2-3-4...8 are in this url:

http://download.netcenter.hu/gnbd-bug/1-8.log


Version-Release number of selected component (if applicable):
gnbd-kernel-2.6.11.2-20050420.133124.FC4.39

How reproducible:
Sometimes

Steps to Reproduce:
1. high use of this module.

Additional info:

I use this module with very high load. (continously 200-350Mbit/s for reads and 25-200Mbit/s for write (write average about 30-40Mbit/s))
I get this problem about daily, or 1-2 days often, depends on traffic.

The system:
HW:
dual xeon 2x3G 800FSB
4GB ECC DDR2/400
2x e1000 ethernet.

SW:
RH 9.0
GCC: 4.0.0
kernel: 2.6.13 and 13-rc6

summary:
1x webserver (client, xeon 8TB = 4x2TB)
4x GNBD server (4x 2.0TB)

In the GNBD-client I get one big (8TB) raid0 device from 4 nodes.
On the big raid0 device I use XFS. (no cluster, only gnbd)
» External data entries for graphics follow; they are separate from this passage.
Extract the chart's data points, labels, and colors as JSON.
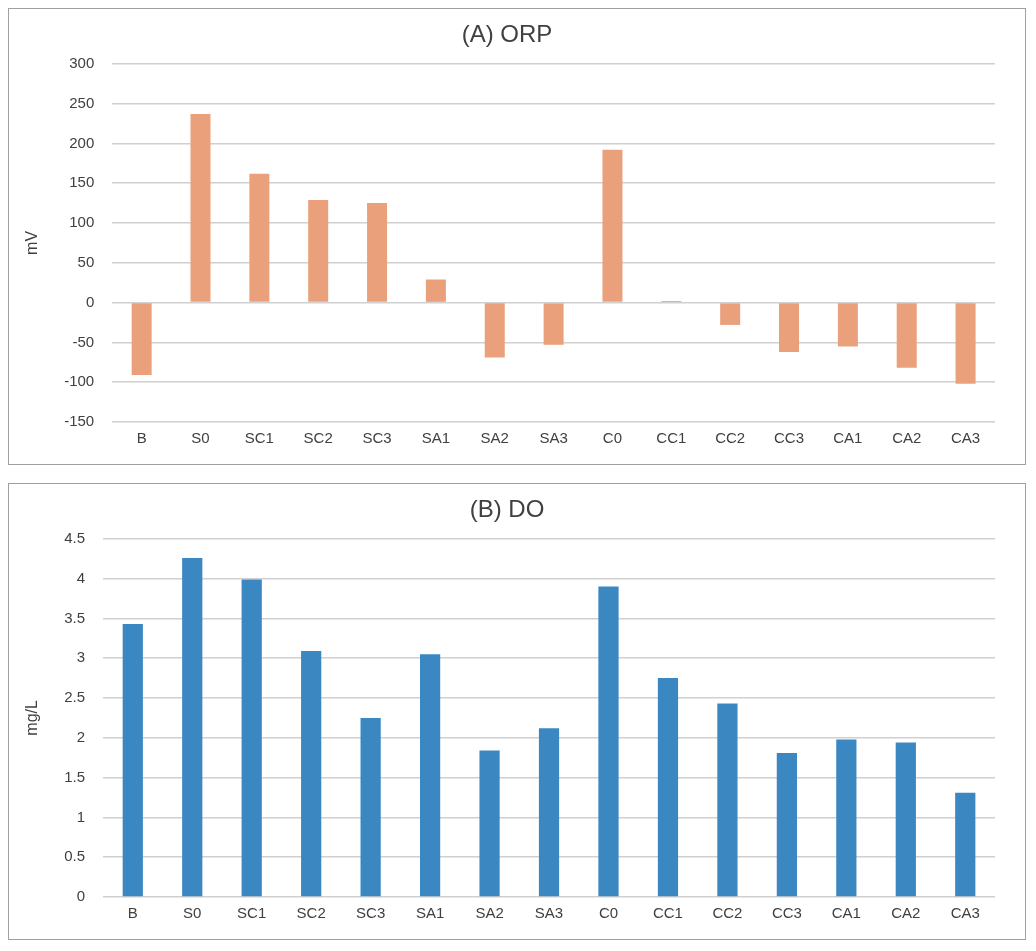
{
  "chart_data": [
    {
      "type": "bar",
      "title": "(A) ORP",
      "ylabel": "mV",
      "categories": [
        "B",
        "S0",
        "SC1",
        "SC2",
        "SC3",
        "SA1",
        "SA2",
        "SA3",
        "C0",
        "CC1",
        "CC2",
        "CC3",
        "CA1",
        "CA2",
        "CA3"
      ],
      "values": [
        -91,
        237,
        162,
        129,
        125,
        29,
        -69,
        -53,
        192,
        2,
        -28,
        -62,
        -55,
        -82,
        -102
      ],
      "color": "#eba07c",
      "ylim": [
        -150,
        300
      ],
      "yticks": [
        -150,
        -100,
        -50,
        0,
        50,
        100,
        150,
        200,
        250,
        300
      ],
      "grid": "y"
    },
    {
      "type": "bar",
      "title": "(B) DO",
      "ylabel": "mg/L",
      "categories": [
        "B",
        "S0",
        "SC1",
        "SC2",
        "SC3",
        "SA1",
        "SA2",
        "SA3",
        "C0",
        "CC1",
        "CC2",
        "CC3",
        "CA1",
        "CA2",
        "CA3"
      ],
      "values": [
        3.43,
        4.26,
        3.99,
        3.09,
        2.25,
        3.05,
        1.84,
        2.12,
        3.9,
        2.75,
        2.43,
        1.81,
        1.98,
        1.94,
        1.31
      ],
      "color": "#3a87c2",
      "ylim": [
        0,
        4.5
      ],
      "yticks": [
        0,
        0.5,
        1,
        1.5,
        2,
        2.5,
        3,
        3.5,
        4,
        4.5
      ],
      "grid": "y"
    }
  ]
}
When I switch from 2.6.13-rc3 to rc6 I gets this problem.
I have reported it to kernel developers, but they forwarded me to here.

Comment 1 Ben Marzinski 2006-02-02 21:39:53 UTC

I have not seen this issue using either the STABLE or HEAD gnbd branches with a
kernel.org kernel.  If someone sees this issue again, please reopen the bug.